Well, the powers that be in Saudi Arabia didn’t like that one bit:
“We consider the Canadian ambassador to the Kingdom of Saudi Arabia persona non grata and order him to leave within the next 24 hours,” Saudi Arabia’s Foreign Ministry said on Twitter.
“Any other attempt to interfere with our internal affairs from Canada, means that we are allowed to interfere in Canada’s internal affairs,” it said.
“Saudi state television later reported that the Education Ministry was coming up with an “urgent plan” to move thousands of Saudi scholarship students out of Canadian schools to take classes in other countries.”
“Saudi Arabia said it is also freezing all new trade and investment transactions with Canada and “reserves its right to take further action.” Saudi Arabia is one of Canada’s largest export markets in the region, and some 10 per cent of Canadian crude oil imports come from Saudi Arabia.”
“Of course the major worry for Canada will now be the fate of a $15-billion contract for almost 1,000 light armoured vehicles between the Saudi government and London, Ont.’s General Dynamics.
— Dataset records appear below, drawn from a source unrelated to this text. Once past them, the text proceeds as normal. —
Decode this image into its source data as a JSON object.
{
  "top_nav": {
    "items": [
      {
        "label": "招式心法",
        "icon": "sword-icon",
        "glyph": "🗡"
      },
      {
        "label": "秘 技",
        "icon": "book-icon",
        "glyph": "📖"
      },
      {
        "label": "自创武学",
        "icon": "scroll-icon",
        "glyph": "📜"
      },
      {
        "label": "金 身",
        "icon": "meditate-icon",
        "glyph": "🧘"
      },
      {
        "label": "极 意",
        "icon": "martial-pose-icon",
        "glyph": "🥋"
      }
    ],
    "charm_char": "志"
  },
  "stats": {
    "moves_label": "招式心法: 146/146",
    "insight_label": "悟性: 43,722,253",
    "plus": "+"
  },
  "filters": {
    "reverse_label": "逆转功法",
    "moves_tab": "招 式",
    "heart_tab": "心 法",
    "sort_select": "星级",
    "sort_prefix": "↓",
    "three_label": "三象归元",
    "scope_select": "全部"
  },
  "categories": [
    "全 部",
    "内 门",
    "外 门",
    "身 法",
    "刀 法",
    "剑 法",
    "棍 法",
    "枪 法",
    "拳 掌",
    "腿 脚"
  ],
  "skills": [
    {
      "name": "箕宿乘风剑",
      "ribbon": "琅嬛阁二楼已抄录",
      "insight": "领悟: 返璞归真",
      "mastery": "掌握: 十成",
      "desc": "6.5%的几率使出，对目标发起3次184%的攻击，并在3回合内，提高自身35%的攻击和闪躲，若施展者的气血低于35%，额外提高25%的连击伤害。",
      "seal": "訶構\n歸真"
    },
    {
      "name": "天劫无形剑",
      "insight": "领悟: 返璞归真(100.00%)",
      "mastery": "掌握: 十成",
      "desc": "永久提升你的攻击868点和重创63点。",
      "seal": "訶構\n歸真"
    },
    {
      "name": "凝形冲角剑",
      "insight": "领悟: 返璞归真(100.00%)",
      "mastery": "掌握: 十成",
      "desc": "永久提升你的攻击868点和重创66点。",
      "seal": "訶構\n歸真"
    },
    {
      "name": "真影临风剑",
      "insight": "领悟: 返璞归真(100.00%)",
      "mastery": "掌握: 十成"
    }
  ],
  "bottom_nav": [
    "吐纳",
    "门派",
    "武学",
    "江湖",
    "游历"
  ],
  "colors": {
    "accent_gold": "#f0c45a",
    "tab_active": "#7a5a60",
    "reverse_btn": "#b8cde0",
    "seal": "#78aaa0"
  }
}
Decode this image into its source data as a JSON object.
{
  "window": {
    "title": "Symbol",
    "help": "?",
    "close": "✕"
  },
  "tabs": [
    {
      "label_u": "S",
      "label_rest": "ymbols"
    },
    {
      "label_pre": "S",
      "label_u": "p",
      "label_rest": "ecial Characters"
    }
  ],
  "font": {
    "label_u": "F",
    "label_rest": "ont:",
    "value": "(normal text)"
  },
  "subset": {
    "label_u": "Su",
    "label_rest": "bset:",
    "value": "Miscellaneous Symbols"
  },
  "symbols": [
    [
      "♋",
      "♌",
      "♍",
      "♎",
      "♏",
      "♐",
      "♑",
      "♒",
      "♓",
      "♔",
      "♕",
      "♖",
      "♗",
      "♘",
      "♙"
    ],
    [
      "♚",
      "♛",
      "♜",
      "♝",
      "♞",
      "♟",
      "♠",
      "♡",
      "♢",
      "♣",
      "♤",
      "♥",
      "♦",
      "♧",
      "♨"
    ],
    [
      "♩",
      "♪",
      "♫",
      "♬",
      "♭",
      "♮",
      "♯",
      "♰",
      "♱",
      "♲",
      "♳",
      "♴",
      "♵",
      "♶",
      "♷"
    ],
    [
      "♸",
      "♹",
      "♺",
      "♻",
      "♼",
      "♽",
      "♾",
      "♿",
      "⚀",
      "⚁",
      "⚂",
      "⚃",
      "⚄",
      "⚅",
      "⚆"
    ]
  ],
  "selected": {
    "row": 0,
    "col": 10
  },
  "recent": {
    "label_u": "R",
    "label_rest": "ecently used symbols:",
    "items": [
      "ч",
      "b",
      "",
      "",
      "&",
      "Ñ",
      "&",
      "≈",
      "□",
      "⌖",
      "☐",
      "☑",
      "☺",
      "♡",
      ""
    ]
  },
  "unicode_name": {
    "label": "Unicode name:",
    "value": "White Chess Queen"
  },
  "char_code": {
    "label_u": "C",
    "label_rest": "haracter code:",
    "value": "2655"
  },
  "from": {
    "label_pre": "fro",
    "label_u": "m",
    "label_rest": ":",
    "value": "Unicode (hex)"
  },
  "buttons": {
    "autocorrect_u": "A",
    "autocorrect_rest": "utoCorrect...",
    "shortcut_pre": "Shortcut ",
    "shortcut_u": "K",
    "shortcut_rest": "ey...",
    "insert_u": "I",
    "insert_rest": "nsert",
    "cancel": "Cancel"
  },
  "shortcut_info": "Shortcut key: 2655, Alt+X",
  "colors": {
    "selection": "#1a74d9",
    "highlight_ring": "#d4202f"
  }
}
The controversial deal, struck in 2014 and approved in 2016, called for the vehicles to be delivered starting in 2017, but it’s not clear how many have already been sent as Ottawa refuses to release the “commercially confidential” information.”
“The Kingdom of Saudi Arabia is reportedly selling off its assets in Canada and will stop buying Canadian wheat and barley, in the latest escalation in the sudden diplomatic dispute between the two countries.”
“The national Saudi Arabian airline, Saudia, said this week that it would suspend all flights between the country and Canada, starting next week.”
I think I speak for many Canadian when I say. “WTF just happened here?”. The Saudi record on human rights isn’t a particularly deep dark secret and to call for a what seems to be a bit of leniency in one specific case doesn’t seem as beyond the pale as the Saudi’s seem to think it is.
Would Canada recall its ambassadors and impose sanctions if Norway made light of our decidedly horrible treatment of our First Nations people? I’m pretty sure we wouldn’t. Most likely some diplomatic hand-waves and some impassioned statements about how we’re working hard (we’re not) to improve the lives of all Canadians and then the issues would pass.
What is more intriguing is that despite the Saudi backlash, Canada’s government isn’t backing down:
“Foreign Affairs Minister Chrystia Freeland says Canada isn’t backing down from its position that led to diplomatic sanction from Saudi Arabia.
Freeland made the comments Monday afternoon in Vancouver a day after Saudi Arabia announced it would cease new trade deals with Canada and expel the Canadian ambassador.
“I will say Canada is very comfortable with our position. We are always going to speak up for human rights; we’re always going to speak up for women’s rights; and that is not going to change,” she told a news conference.
“Canadians expect our foreign policy to be driven by and to embody Canadian values, and that is how we intend to continue our foreign policy.”
On Friday, Global Affairs Canada had tweeted, “Canada is gravely concerned about additional arrests of civil society and women’s rights activists in Saudi Arabia, including Samar Badawi. We urge the Saudi authorities to immediately release them and all other peaceful human rights activists.”
This is post is just full of WTF’s. Freeland seems to be articulating a values based position on a foreign policy issue. It makes little sense has Saudi Arabia is clearly demonstrating their willingness to go full-trump and punish Canada economically for having the ‘bombast’ to ask them to release a blogger they have detained and are torturing (sorry folks, flogging is torture any way you want to slice it.)
It’s sad that I’m feeling so cynical about this particular story, and continue to look for the angle that the Canadian government is not sharing with the press. Like, since when do nations actually take ethical stands on any issue these days? It just isn’t good for business.
I’m going to continue to follow this story folks, because something just isn’t adding up.